La jeune femme traduisit d’une voix vibrante, provoquant divers remous dans l’assistance. Xam et son compagnon eurent un bref conciliabule, puis ce dernier fronça les sourcils, posa une question à Jirza.
— Qui est cet oiseau ? fit le Terrien. Le grand sorcier de la tribu ?
— Oui. Il s’appelle Qohm. Il dit que tu as peut-être raison mais que quelqu’un doit être brûlé en même temps que Doh’gur parce qu’un chef ne peut pas partir seul. Si Xam avait ramené le corps du meurtrier, tout aurait été bien, mais il n’a pas pensé à le faire.
— Alors il a commis une faute, qu’il s’offre lui-même en expiation au sacrifice. Ou bien ce Qohm, pourquoi pas après tout ? Le grand prêtre accompagnant le grand chef ! Pour le coup, la cérémonie serait vraiment sublime. Dis-leur que chez nous quand le président meurt, on enterre avec lui tous ses ministres ; ce n’est malheureusement pas vrai mais c’est bien dommage…

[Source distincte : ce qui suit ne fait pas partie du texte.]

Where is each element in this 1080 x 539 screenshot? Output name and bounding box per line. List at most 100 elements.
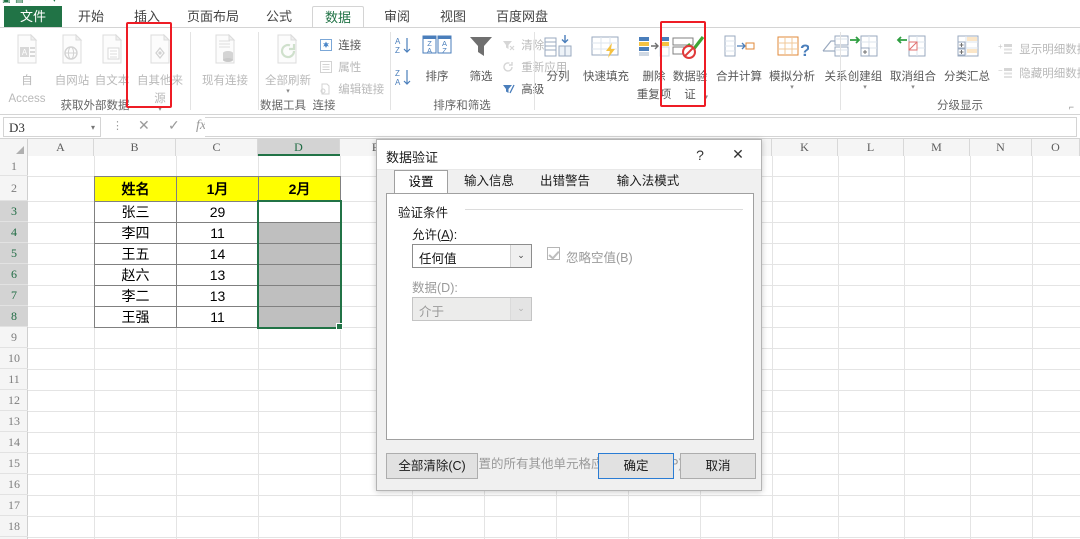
clear-all-button[interactable]: 全部清除(C) bbox=[386, 453, 478, 479]
chevron-down-icon[interactable]: ▾ bbox=[766, 84, 818, 91]
ok-button[interactable]: 确定 bbox=[598, 453, 674, 479]
row-header-2[interactable]: 2 bbox=[0, 176, 28, 201]
hide-detail-button[interactable]: − 隐藏明细数据 bbox=[998, 65, 1080, 82]
chevron-down-icon[interactable]: ▾ bbox=[886, 84, 940, 91]
data-validation-button[interactable]: 数据验 证 ▾ bbox=[668, 34, 712, 103]
subtotal-button[interactable]: 分类汇总 bbox=[940, 34, 994, 85]
ungroup-button[interactable]: 取消组合 ▾ bbox=[886, 34, 940, 91]
cell-C8[interactable]: 11 bbox=[176, 306, 259, 328]
edit-links-button[interactable]: 编辑链接 bbox=[320, 81, 384, 98]
row-header-3[interactable]: 3 bbox=[0, 201, 28, 222]
enter-formula-icon[interactable]: ✓ bbox=[168, 118, 180, 135]
sort-descending-button[interactable]: Z A bbox=[394, 68, 412, 93]
from-web-button[interactable]: 自网站 bbox=[52, 33, 92, 89]
text-to-columns-button[interactable]: 分列 bbox=[538, 34, 578, 85]
refresh-all-button[interactable]: 全部刷新 ▾ bbox=[260, 33, 316, 95]
close-icon[interactable]: ✕ bbox=[721, 144, 755, 166]
row-header-1[interactable]: 1 bbox=[0, 156, 28, 176]
cell-B6[interactable]: 赵六 bbox=[94, 264, 177, 286]
chevron-down-icon[interactable]: ▾ bbox=[260, 88, 316, 95]
column-header-B[interactable]: B bbox=[94, 139, 176, 156]
row-header-6[interactable]: 6 bbox=[0, 264, 28, 285]
dialog-titlebar[interactable]: 数据验证 ? ✕ bbox=[377, 140, 761, 170]
row-header-14[interactable]: 14 bbox=[0, 432, 28, 453]
tab-formulas[interactable]: 公式 bbox=[256, 6, 302, 28]
what-if-analysis-button[interactable]: ? 模拟分析 ▾ bbox=[766, 34, 818, 91]
tab-view[interactable]: 视图 bbox=[430, 6, 476, 28]
row-header-17[interactable]: 17 bbox=[0, 495, 28, 516]
properties-button[interactable]: 属性 bbox=[320, 59, 361, 76]
cell-B8[interactable]: 王强 bbox=[94, 306, 177, 328]
row-header-7[interactable]: 7 bbox=[0, 285, 28, 306]
cell-D6[interactable] bbox=[258, 264, 341, 286]
row-header-18[interactable]: 18 bbox=[0, 516, 28, 537]
cell-C5[interactable]: 14 bbox=[176, 243, 259, 265]
chevron-down-icon[interactable]: ⌄ bbox=[510, 245, 531, 267]
dialog-tab-error-alert[interactable]: 出错警告 bbox=[528, 170, 602, 194]
cell-B5[interactable]: 王五 bbox=[94, 243, 177, 265]
group-button[interactable]: 创建组 ▾ bbox=[844, 34, 886, 91]
chevron-down-icon[interactable]: ▾ bbox=[844, 84, 886, 91]
column-header-C[interactable]: C bbox=[176, 139, 258, 156]
column-header-M[interactable]: M bbox=[904, 139, 970, 156]
cancel-formula-icon[interactable]: ✕ bbox=[138, 118, 150, 135]
tab-review[interactable]: 审阅 bbox=[374, 6, 420, 28]
dialog-tab-input-message[interactable]: 输入信息 bbox=[452, 170, 526, 194]
existing-connections-button[interactable]: 现有连接 bbox=[194, 33, 256, 89]
allow-dropdown[interactable]: 任何值 ⌄ bbox=[412, 244, 532, 268]
column-header-O[interactable]: O bbox=[1032, 139, 1080, 156]
dialog-tab-ime-mode[interactable]: 输入法模式 bbox=[604, 170, 692, 194]
tab-baidu-netdisk[interactable]: 百度网盘 bbox=[486, 6, 558, 28]
column-header-L[interactable]: L bbox=[838, 139, 904, 156]
cell-D2[interactable]: 2月 bbox=[258, 176, 341, 202]
row-header-10[interactable]: 10 bbox=[0, 348, 28, 369]
cell-D8[interactable] bbox=[258, 306, 341, 328]
consolidate-button[interactable]: 合并计算 bbox=[712, 34, 766, 85]
outline-dialog-launcher[interactable]: ⌐ bbox=[1069, 102, 1074, 112]
cell-C7[interactable]: 13 bbox=[176, 285, 259, 307]
ignore-blank-checkbox[interactable] bbox=[547, 247, 560, 260]
cell-D5[interactable] bbox=[258, 243, 341, 265]
tab-page-layout[interactable]: 页面布局 bbox=[178, 6, 248, 28]
show-detail-button[interactable]: + 显示明细数据 bbox=[998, 41, 1080, 58]
cell-B2[interactable]: 姓名 bbox=[94, 176, 177, 202]
ignore-blank-row[interactable]: 忽略空值(B) bbox=[547, 247, 687, 265]
row-header-9[interactable]: 9 bbox=[0, 327, 28, 348]
filter-button[interactable]: 筛选 bbox=[460, 34, 502, 85]
formula-input[interactable] bbox=[205, 117, 1077, 137]
cell-C4[interactable]: 11 bbox=[176, 222, 259, 244]
sort-button[interactable]: Z A A Z 排序 bbox=[416, 34, 458, 85]
sort-ascending-button[interactable]: A Z bbox=[394, 36, 412, 59]
connections-button[interactable]: 连接 bbox=[320, 37, 361, 54]
row-header-8[interactable]: 8 bbox=[0, 306, 28, 327]
chevron-down-icon[interactable]: ▾ bbox=[91, 118, 95, 137]
name-box[interactable]: D3 ▾ bbox=[3, 117, 101, 137]
cell-D3[interactable] bbox=[258, 201, 341, 223]
help-icon[interactable]: ? bbox=[687, 144, 713, 166]
dialog-tab-settings[interactable]: 设置 bbox=[394, 170, 448, 194]
tab-insert[interactable]: 插入 bbox=[124, 6, 170, 28]
cell-B4[interactable]: 李四 bbox=[94, 222, 177, 244]
row-header-13[interactable]: 13 bbox=[0, 411, 28, 432]
formula-bar-handle[interactable]: ⋮ bbox=[112, 119, 123, 134]
cell-C2[interactable]: 1月 bbox=[176, 176, 259, 202]
column-header-A[interactable]: A bbox=[28, 139, 94, 156]
row-header-4[interactable]: 4 bbox=[0, 222, 28, 243]
row-header-11[interactable]: 11 bbox=[0, 369, 28, 390]
column-header-K[interactable]: K bbox=[772, 139, 838, 156]
column-header-N[interactable]: N bbox=[970, 139, 1032, 156]
tab-file[interactable]: 文件 bbox=[4, 6, 62, 28]
cell-C6[interactable]: 13 bbox=[176, 264, 259, 286]
tab-home[interactable]: 开始 bbox=[68, 6, 114, 28]
from-text-button[interactable]: 自文本 bbox=[92, 33, 132, 89]
cancel-button[interactable]: 取消 bbox=[680, 453, 756, 479]
cell-C3[interactable]: 29 bbox=[176, 201, 259, 223]
row-header-5[interactable]: 5 bbox=[0, 243, 28, 264]
cell-B7[interactable]: 李二 bbox=[94, 285, 177, 307]
cell-D4[interactable] bbox=[258, 222, 341, 244]
row-header-16[interactable]: 16 bbox=[0, 474, 28, 495]
data-dropdown[interactable]: 介于 ⌄ bbox=[412, 297, 532, 321]
flash-fill-button[interactable]: 快速填充 bbox=[580, 34, 632, 85]
chevron-down-icon[interactable]: ▾ bbox=[704, 94, 708, 101]
row-header-12[interactable]: 12 bbox=[0, 390, 28, 411]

Elle s’empressa d’obéir, provoquant de la part de ses interlocuteurs des réactions outragées qu’Aldren observa avec une gaieté mal réprimée. Cependant il lui sembla que son interprète parlait bien longuement. Elle aurait dû avoir déjà terminé. Elle improvisait visiblement des commentaires de son cru et les auditeurs, en l’écoutant, se calmaient progressivement ; ils en vinrent même à hocher gravement la tête en échangeant des regards approbateurs. Derrière, la foule s’était ranimée et, quand Jirza se tut, des cris de joie montèrent.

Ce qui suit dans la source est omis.